Well, it looks like the papyrus has officially been deemed a fake. The Harvard Theological Review, which was originally planning to support it, has decided to reject publication of the paper supporting this fragment.


Blog post by Daniel Wallace


Odale: Nice reference to John Stewart. He really does make some great points.


Mordos: Wikipedia is not an accurate reference for currently known New Testament manuscripts. The totals are closer to the following:

1st 1
(This manuscript is newly discovered and will be formally published next year.

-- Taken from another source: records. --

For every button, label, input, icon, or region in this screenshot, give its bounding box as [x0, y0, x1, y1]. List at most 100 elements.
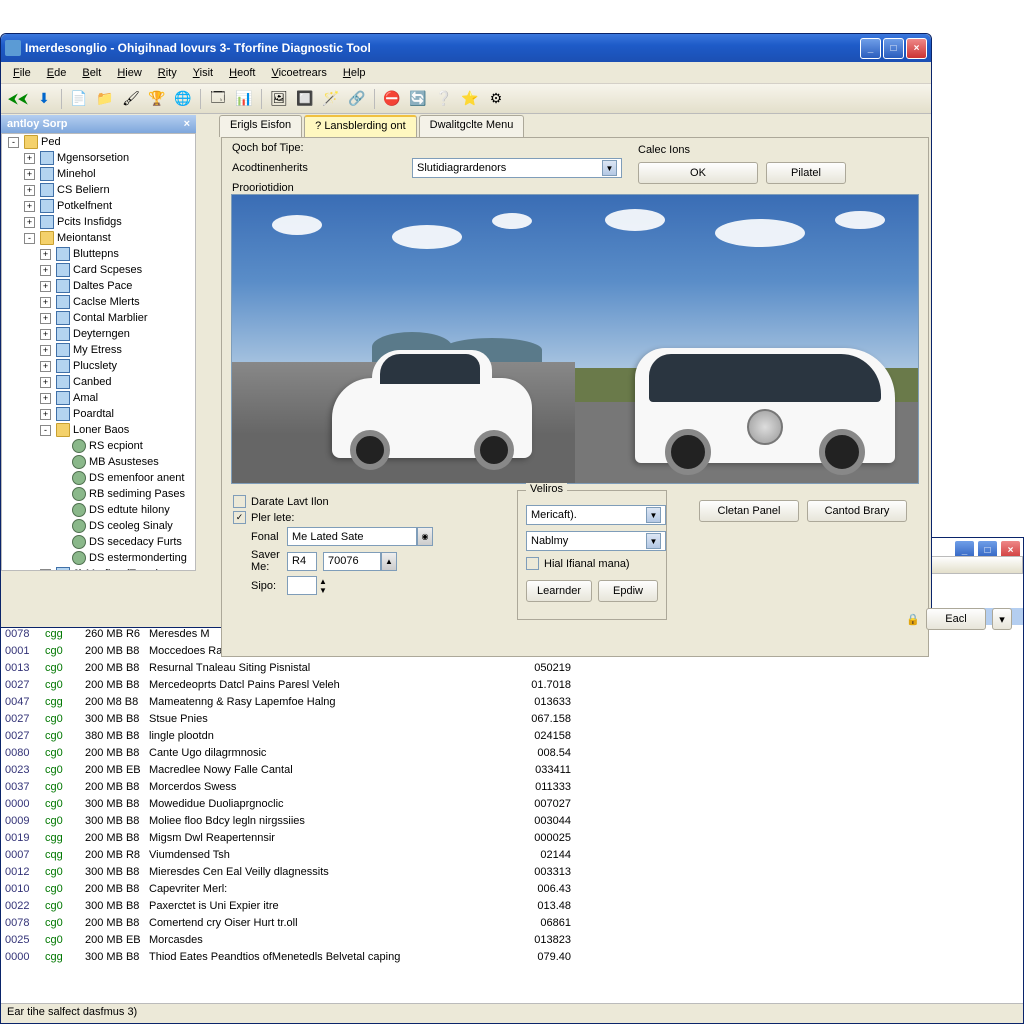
tb-wand-icon[interactable]: 🪄	[320, 88, 342, 110]
tree-expand-icon[interactable]: +	[40, 377, 51, 388]
tree-item[interactable]: +Plucslety	[2, 358, 195, 374]
tree-close-icon[interactable]: ×	[184, 118, 190, 130]
darate-checkbox[interactable]: Darate Lavt Ilon	[233, 495, 493, 508]
tb-trophy-icon[interactable]: 🏆	[146, 88, 168, 110]
tb-refresh-icon[interactable]: 🔄	[407, 88, 429, 110]
tree-expand-icon[interactable]: +	[24, 169, 35, 180]
table-row[interactable]: 0037cg0200 MB B8Morcerdos Swess011333	[1, 778, 1023, 795]
table-row[interactable]: 0078cg0200 MB B8Comertend cry Oiser Hurt…	[1, 914, 1023, 931]
tree-expand-icon[interactable]: +	[40, 361, 51, 372]
close-button[interactable]: ×	[906, 38, 927, 59]
tree-item[interactable]: +Pcits Insfidgs	[2, 214, 195, 230]
tb-stop-icon[interactable]: ⛔	[381, 88, 403, 110]
table-row[interactable]: 0019cgg200 MB B8Migsm Dwl Reapertennsir0…	[1, 829, 1023, 846]
tree-item[interactable]: +Caclse Mlerts	[2, 294, 195, 310]
nav-down-icon[interactable]: ⬇	[33, 88, 55, 110]
tree-item[interactable]: +My Etress	[2, 342, 195, 358]
tree-item[interactable]: RB sediming Pases	[2, 486, 195, 502]
fonal-input[interactable]: Me Lated Sate	[287, 527, 417, 546]
tree-item[interactable]: +Poardtal	[2, 406, 195, 422]
tree-expand-icon[interactable]: +	[40, 281, 51, 292]
tree-item[interactable]: DS secedacy Furts	[2, 534, 195, 550]
tree-item[interactable]: RS ecpiont	[2, 438, 195, 454]
menu-file[interactable]: File	[5, 65, 39, 81]
table-row[interactable]: 0027cg0200 MB B8Mercedeoprts Datcl Pains…	[1, 676, 1023, 693]
table-row[interactable]: 0027cg0380 MB B8lingle plootdn024158	[1, 727, 1023, 744]
tree-item[interactable]: +Minehol	[2, 166, 195, 182]
table-row[interactable]: 0010cg0200 MB B8Capevriter Merl:006.43	[1, 880, 1023, 897]
tree-item[interactable]: MB Asusteses	[2, 454, 195, 470]
tab[interactable]: Erigls Eisfon	[219, 115, 302, 137]
tree-item[interactable]: DS ceoleg Sinaly	[2, 518, 195, 534]
eacl-dropdown[interactable]: ▾	[992, 608, 1012, 630]
ok-button[interactable]: OK	[638, 162, 758, 184]
tree-expand-icon[interactable]: -	[24, 233, 35, 244]
tree-item[interactable]: +Amal	[2, 390, 195, 406]
table-row[interactable]: 0009cg0300 MB B8Moliee floo Bdcy legln n…	[1, 812, 1023, 829]
menu-heoft[interactable]: Heoft	[221, 65, 263, 81]
tb-folder-icon[interactable]: 📁	[94, 88, 116, 110]
cantod-button[interactable]: Cantod Brary	[807, 500, 907, 522]
tab[interactable]: Dwalitgclte Menu	[419, 115, 525, 137]
tree-item[interactable]: +Contal Marblier	[2, 310, 195, 326]
pler-checkbox[interactable]: ✓Pler lete:	[233, 511, 493, 524]
tb-globe-icon[interactable]: 🌐	[172, 88, 194, 110]
tree-item[interactable]: -Meiontanst	[2, 230, 195, 246]
veltros-combo-1[interactable]: Mericaft).▼	[526, 505, 666, 525]
tree-expand-icon[interactable]: +	[40, 265, 51, 276]
fonal-picker-icon[interactable]: ◉	[417, 527, 433, 546]
table-row[interactable]: 0012cg0300 MB B8Mieresdes Cen Eal Veilly…	[1, 863, 1023, 880]
tree-item[interactable]: +Card Scpeses	[2, 262, 195, 278]
menu-hiew[interactable]: Hiew	[109, 65, 149, 81]
eacl-button[interactable]: Eacl	[926, 608, 986, 630]
tree-expand-icon[interactable]: +	[40, 393, 51, 404]
veltros-combo-2[interactable]: Nablmy▼	[526, 531, 666, 551]
menu-yisit[interactable]: Yisit	[185, 65, 221, 81]
saver-spin-icon[interactable]: ▲	[381, 552, 397, 571]
menu-vicoetrears[interactable]: Vicoetrears	[263, 65, 334, 81]
saver-input-2[interactable]: 70076	[323, 552, 381, 571]
menu-belt[interactable]: Belt	[74, 65, 109, 81]
tree-item[interactable]: DS emenfoor anent	[2, 470, 195, 486]
tree-expand-icon[interactable]: +	[40, 249, 51, 260]
tree-item[interactable]: DS estermonderting	[2, 550, 195, 566]
pilatel-button[interactable]: Pilatel	[766, 162, 846, 184]
menu-help[interactable]: Help	[335, 65, 374, 81]
tree-expand-icon[interactable]: +	[40, 329, 51, 340]
tree-expand-icon[interactable]: -	[40, 425, 51, 436]
tree-item[interactable]: +Potkelfnent	[2, 198, 195, 214]
maximize-button[interactable]: □	[883, 38, 904, 59]
menu-rity[interactable]: Rity	[150, 65, 185, 81]
table-row[interactable]: 0027cg0300 MB B8Stsue Pnies067.158	[1, 710, 1023, 727]
tree-expand-icon[interactable]: +	[40, 313, 51, 324]
table-row[interactable]: 0025cg0200 MB EBMorcasdes013823	[1, 931, 1023, 948]
nav-back-icon[interactable]: ⮜⮜	[7, 88, 29, 110]
tree-item[interactable]: +6) Marflen (Tesmis	[2, 566, 195, 571]
learder-button[interactable]: Learnder	[526, 580, 592, 602]
hial-checkbox[interactable]: Hial Ifianal mana)	[526, 557, 658, 570]
tree-expand-icon[interactable]: +	[24, 217, 35, 228]
tb-star-icon[interactable]: ⭐	[459, 88, 481, 110]
tree-expand-icon[interactable]: +	[24, 153, 35, 164]
combo-arrow-icon[interactable]: ▼	[602, 160, 617, 176]
table-row[interactable]: 0080cg0200 MB B8Cante Ugo dilagrmnosic00…	[1, 744, 1023, 761]
cletan-button[interactable]: Cletan Panel	[699, 500, 799, 522]
tree-item[interactable]: DS edtute hilony	[2, 502, 195, 518]
tree-expand-icon[interactable]: +	[24, 201, 35, 212]
tb-chart-icon[interactable]: 📊	[233, 88, 255, 110]
tree-item[interactable]: +Mgensorsetion	[2, 150, 195, 166]
tb-brush-icon[interactable]: 🖌	[120, 88, 142, 110]
table-row[interactable]: 0022cg0300 MB B8Paxerctet is Uni Expier …	[1, 897, 1023, 914]
tb-window-icon[interactable]: 🗔	[207, 88, 229, 110]
tree-item[interactable]: +Daltes Pace	[2, 278, 195, 294]
tab[interactable]: ? Lansblerding ont	[304, 115, 417, 137]
tree-expand-icon[interactable]: +	[24, 185, 35, 196]
tree-item[interactable]: +Deyterngen	[2, 326, 195, 342]
title-bar[interactable]: Imerdesonglio - Ohigihnad Iovurs 3- Tfor…	[1, 34, 931, 62]
menu-ede[interactable]: Ede	[39, 65, 75, 81]
tree-item[interactable]: -Ped	[2, 134, 195, 150]
tree-expand-icon[interactable]: -	[8, 137, 19, 148]
tb-view1-icon[interactable]: 🖼	[268, 88, 290, 110]
tree-expand-icon[interactable]: +	[40, 409, 51, 420]
table-row[interactable]: 0013cg0200 MB B8Resurnal Tnaleau Siting …	[1, 659, 1023, 676]
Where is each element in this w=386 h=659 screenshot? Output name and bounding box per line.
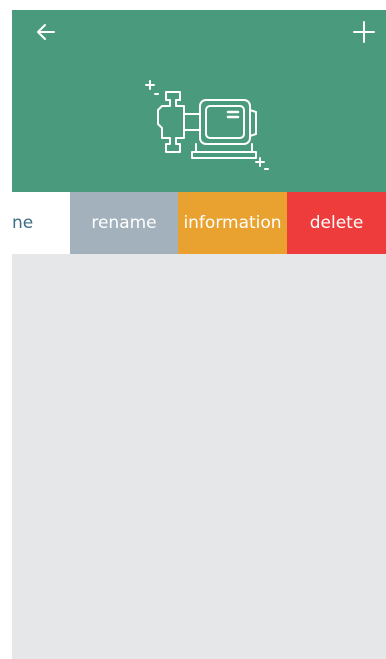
delete-button[interactable]: delete — [287, 192, 386, 254]
back-arrow-icon — [37, 24, 55, 40]
information-label: information — [183, 213, 282, 233]
information-button[interactable]: information — [178, 192, 287, 254]
item-name[interactable]: ne — [12, 192, 70, 254]
plus-icon — [353, 21, 375, 43]
back-button[interactable] — [24, 10, 68, 54]
hero-banner — [12, 54, 386, 192]
pump-icon — [145, 80, 269, 170]
delete-label: delete — [309, 213, 364, 233]
rename-button[interactable]: rename — [70, 192, 178, 254]
item-name-label: ne — [12, 213, 34, 233]
top-bar — [12, 10, 386, 54]
rename-label: rename — [91, 213, 157, 233]
list-item[interactable]: ne rename information delete — [12, 192, 386, 254]
app-screen: ne rename information delete — [12, 10, 386, 659]
add-button[interactable] — [342, 10, 386, 54]
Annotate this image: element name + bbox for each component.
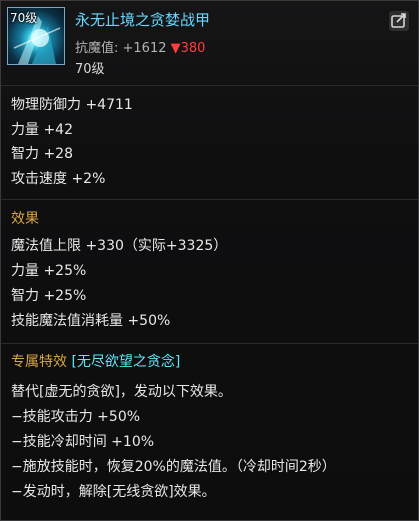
- base-stat-line: 智力 +28: [11, 146, 73, 162]
- effects-heading: 效果: [11, 211, 39, 227]
- divider: [1, 343, 418, 344]
- effect-line: 智力 +25%: [11, 288, 87, 304]
- resistance-value: 抗魔值: +1612: [75, 41, 167, 56]
- base-stat-line: 物理防御力 +4711: [11, 97, 133, 113]
- base-stat-line: 攻击速度 +2%: [11, 171, 106, 187]
- effect-line: 力量 +25%: [11, 263, 87, 279]
- special-effect-line: −技能冷却时间 +10%: [11, 434, 155, 450]
- special-effect-header: 专属特效 [无尽欲望之贪念]: [11, 351, 180, 371]
- item-level: 70级: [75, 62, 105, 77]
- tooltip-header: 70级 永无止境之贪婪战甲 抗魔值: +1612 ▼380 70级: [1, 1, 418, 80]
- icon-level-badge: 70级: [10, 11, 38, 25]
- special-effect-line: 替代[虚无的贪欲]，发动以下效果。: [11, 384, 232, 400]
- armor-item-icon: 70级: [7, 7, 65, 65]
- item-name: 永无止境之贪婪战甲: [75, 11, 211, 29]
- item-tooltip: 70级 永无止境之贪婪战甲 抗魔值: +1612 ▼380 70级 物理防御力 …: [0, 0, 419, 521]
- share-icon: [391, 13, 406, 28]
- special-effect-line: −施放技能时，恢复20%的魔法值。（冷却时间2秒）: [11, 459, 336, 475]
- special-effect-line: −技能攻击力 +50%: [11, 409, 141, 425]
- divider: [1, 199, 418, 200]
- special-effect-name: [无尽欲望之贪念]: [71, 354, 181, 370]
- base-stat-line: 力量 +42: [11, 122, 73, 138]
- special-effect-line: −发动时，解除[无线贪欲]效果。: [11, 484, 216, 500]
- effect-line: 技能魔法值消耗量 +50%: [11, 313, 171, 329]
- divider: [1, 85, 418, 86]
- effect-line: 魔法值上限 +330（实际+3325）: [11, 238, 228, 254]
- share-button[interactable]: [389, 11, 409, 31]
- resistance-row: 抗魔值: +1612 ▼380: [75, 37, 205, 56]
- special-effect-heading: 专属特效: [11, 354, 67, 370]
- resistance-delta: ▼380: [170, 41, 206, 56]
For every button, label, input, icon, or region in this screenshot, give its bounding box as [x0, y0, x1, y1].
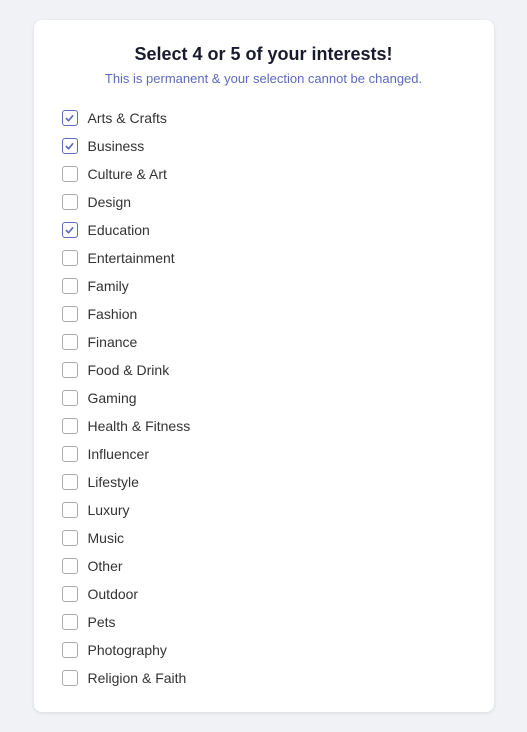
checkbox-education[interactable]	[62, 222, 78, 238]
list-item[interactable]: Influencer	[54, 440, 474, 468]
interest-label-entertainment: Entertainment	[88, 250, 175, 266]
checkbox-music[interactable]	[62, 530, 78, 546]
interest-label-business: Business	[88, 138, 145, 154]
interests-list: Arts & Crafts Business Culture & Art Design…	[54, 104, 474, 692]
main-container: Select 4 or 5 of your interests! This is…	[34, 20, 494, 712]
interest-label-gaming: Gaming	[88, 390, 137, 406]
interest-label-health-fitness: Health & Fitness	[88, 418, 191, 434]
interest-label-family: Family	[88, 278, 129, 294]
checkbox-culture-art[interactable]	[62, 166, 78, 182]
checkbox-family[interactable]	[62, 278, 78, 294]
checkbox-luxury[interactable]	[62, 502, 78, 518]
checkbox-health-fitness[interactable]	[62, 418, 78, 434]
interest-label-influencer: Influencer	[88, 446, 149, 462]
list-item[interactable]: Music	[54, 524, 474, 552]
interest-label-music: Music	[88, 530, 125, 546]
interest-label-photography: Photography	[88, 642, 167, 658]
list-item[interactable]: Education	[54, 216, 474, 244]
checkbox-pets[interactable]	[62, 614, 78, 630]
interest-label-arts-crafts: Arts & Crafts	[88, 110, 167, 126]
list-item[interactable]: Photography	[54, 636, 474, 664]
interest-label-pets: Pets	[88, 614, 116, 630]
checkbox-outdoor[interactable]	[62, 586, 78, 602]
list-item[interactable]: Entertainment	[54, 244, 474, 272]
list-item[interactable]: Design	[54, 188, 474, 216]
page-title: Select 4 or 5 of your interests!	[54, 44, 474, 65]
interest-label-lifestyle: Lifestyle	[88, 474, 139, 490]
list-item[interactable]: Finance	[54, 328, 474, 356]
list-item[interactable]: Culture & Art	[54, 160, 474, 188]
interest-label-design: Design	[88, 194, 132, 210]
interest-label-luxury: Luxury	[88, 502, 130, 518]
list-item[interactable]: Gaming	[54, 384, 474, 412]
list-item[interactable]: Other	[54, 552, 474, 580]
list-item[interactable]: Religion & Faith	[54, 664, 474, 692]
checkbox-lifestyle[interactable]	[62, 474, 78, 490]
checkbox-fashion[interactable]	[62, 306, 78, 322]
list-item[interactable]: Health & Fitness	[54, 412, 474, 440]
interest-label-outdoor: Outdoor	[88, 586, 139, 602]
checkbox-design[interactable]	[62, 194, 78, 210]
list-item[interactable]: Pets	[54, 608, 474, 636]
interest-label-education: Education	[88, 222, 150, 238]
list-item[interactable]: Outdoor	[54, 580, 474, 608]
list-item[interactable]: Lifestyle	[54, 468, 474, 496]
checkbox-photography[interactable]	[62, 642, 78, 658]
checkbox-entertainment[interactable]	[62, 250, 78, 266]
list-item[interactable]: Arts & Crafts	[54, 104, 474, 132]
interest-label-culture-art: Culture & Art	[88, 166, 167, 182]
page-subtitle: This is permanent & your selection canno…	[54, 71, 474, 86]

Here is an interview about it.)

2nd ~10 Papyri
(P52, P90, P98, P104, six more to be published next year)

2nd/3rd 7 Papyri
(P32, P46, P64/67, P66, P77, P103, 0189)

3rd 37 Papyri, 1 Majuscule/Uncial
(P1, P4, P5, P9, P12, P15, P20, P22, P23, P27, P28, P29, P30, P39, P40, P45, P47, P48, P49, P53, P65, P69, P70, P75, P80, P87, P91, P95, P101, P106, P107, P108, P109, P111, P113, P114, P118, GA0220)

3rd/4th 11 Papyri, 3 Majuscules/Uncials
(P13, P16, P18, P37, P38, P72, P78, P92, P100, P102, P115, GA0162, GA0171, GA0312)

Items starting with P are papyri. Items starting with GA are majuscules/uncials.
My primary references were here and here.